From a new low-cost autonomous robot that can help preserve the Great Barrier Reef coral ecosystem to a smartphone app that can help parents identify childhood autism, the finalists represent the value of a big idea made possible through the power of modern technology. The 10 finalists are:
• The Australian Literacy and Numeracy Foundation Community-driven literacy apps designed to preserve indigenous languages
• Australian Marine Environment Protection Association An information repository to drive emissions transparency within the shipping industry
• Great Barrier Reef Foundation A low-cost, autonomous robot designed to monitor, map, manage and preserve coral reef ecosystems
• Hello Sunday Morning A personalised support app to help people with alcohol problems
• Justice Connect A web portal that connects individuals and communities to pro bono legal services
• The Nature Conservancy Australia Mobile technology to protect global fish stocks and the livelihoods of coastal communities
• World Vision Australia A network of innovative heat-sensing fire detectors designed to save lives in Bangladesh
• The Olga Tennison Autism Research Centre A smartphone app to help parents identify childhood autism
• Centre for Eye Research Australia Limited An eyesight self-assessment system for Australians in remote areas
• The George Institute for Global Health An SMS-based support service to help people with chronic diseases lead healthier lives.
On 26 October three awardees will be selected. The fourth will be chosen based on a public voting system, which opened on 4 October.
For further information, head to impactchallenge.withgoogle.com/australia2016.
Due this Friday!

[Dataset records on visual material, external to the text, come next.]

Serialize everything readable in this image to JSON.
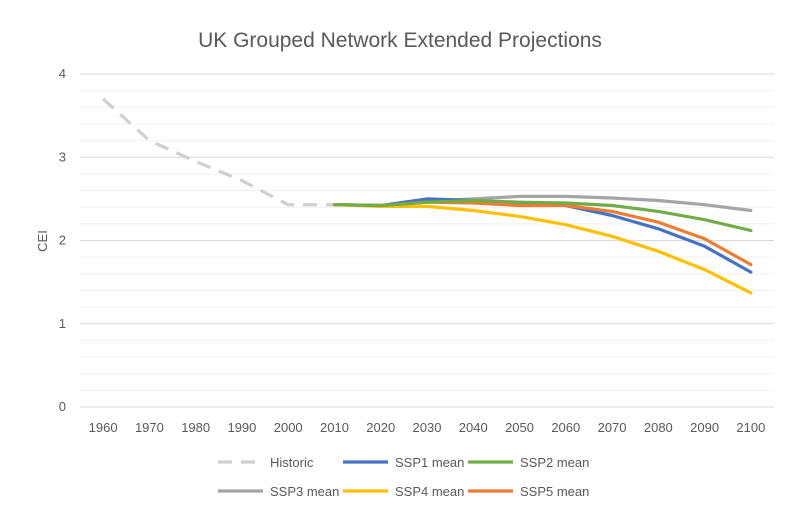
{
  "chart_data": {
    "type": "line",
    "title": "UK Grouped Network Extended Projections",
    "xlabel": "",
    "ylabel": "CEI",
    "categories": [
      "1960",
      "1970",
      "1980",
      "1990",
      "2000",
      "2010",
      "2020",
      "2030",
      "2040",
      "2050",
      "2060",
      "2070",
      "2080",
      "2090",
      "2100"
    ],
    "ylim": [
      0,
      4
    ],
    "yticks": [
      "0",
      "1",
      "2",
      "3",
      "4"
    ],
    "grid": "horizontal major and minor",
    "legend_position": "bottom",
    "series": [
      {
        "name": "Historic",
        "color": "#d0d0d0",
        "dash": true,
        "values": [
          3.7,
          3.2,
          2.95,
          2.72,
          2.43,
          2.43,
          null,
          null,
          null,
          null,
          null,
          null,
          null,
          null,
          null
        ]
      },
      {
        "name": "SSP1 mean",
        "color": "#4472c4",
        "dash": false,
        "values": [
          null,
          null,
          null,
          null,
          null,
          2.43,
          2.42,
          2.5,
          2.48,
          2.45,
          2.42,
          2.3,
          2.14,
          1.93,
          1.62
        ]
      },
      {
        "name": "SSP2 mean",
        "color": "#70ad47",
        "dash": false,
        "values": [
          null,
          null,
          null,
          null,
          null,
          2.43,
          2.42,
          2.46,
          2.48,
          2.46,
          2.45,
          2.42,
          2.35,
          2.25,
          2.12
        ]
      },
      {
        "name": "SSP3 mean",
        "color": "#a5a5a5",
        "dash": false,
        "values": [
          null,
          null,
          null,
          null,
          null,
          2.43,
          2.42,
          2.47,
          2.5,
          2.53,
          2.53,
          2.51,
          2.48,
          2.43,
          2.36
        ]
      },
      {
        "name": "SSP4 mean",
        "color": "#ffc000",
        "dash": false,
        "values": [
          null,
          null,
          null,
          null,
          null,
          2.43,
          2.41,
          2.41,
          2.36,
          2.29,
          2.19,
          2.05,
          1.87,
          1.65,
          1.37
        ]
      },
      {
        "name": "SSP5 mean",
        "color": "#ed7d31",
        "dash": false,
        "values": [
          null,
          null,
          null,
          null,
          null,
          2.43,
          2.42,
          2.46,
          2.45,
          2.42,
          2.42,
          2.35,
          2.22,
          2.02,
          1.71
        ]
      }
    ]
  }
}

Extension granted for responses to FIA discussion paper on sector sustainability
In light of recent events with the consumer advocacy group Choice and its campaign to have charities put on the Do Not Call Register, the FIA has extended its deadline for submissions to its discussion paper on sector sustainability. The FIA is undertaking the first comprehensive review of its system of self-regulation in over a decade. Download the discussion paper and find out how to make a submission. Submissions are due Friday 14 October.
Anthony Ryan appointed as new Youngcare CEO
National not-for-profit organisation Youngcare has appointed a new CEO. With six years’ experience working in the nonprofit sector, most recently as CEO of the Edmund Rice Foundation, Anthony Ryan will commence his appointment on 21 November.
Prior to joining the Edmund Rice Foundation in 2010, Ryan was founding Director of the Mimiki Foundation, which provides aid and support to marginalised youth in South East Queensland and South Africa.
“After 10 years of working to ensure young people with high care needs live the lives they deserve, Youngcare is taking steps to reinvigorate our vision and someone with Anthony Ryan’s skills and experience will help lead the organisation through this next important stage,” says Youngcare Chairman Nic De Luca. “As a small not-for-profit organisation we needed someone who was passionate, committed to the cause and with a strong focus on strategic growth and we’ve found that in Anthony.”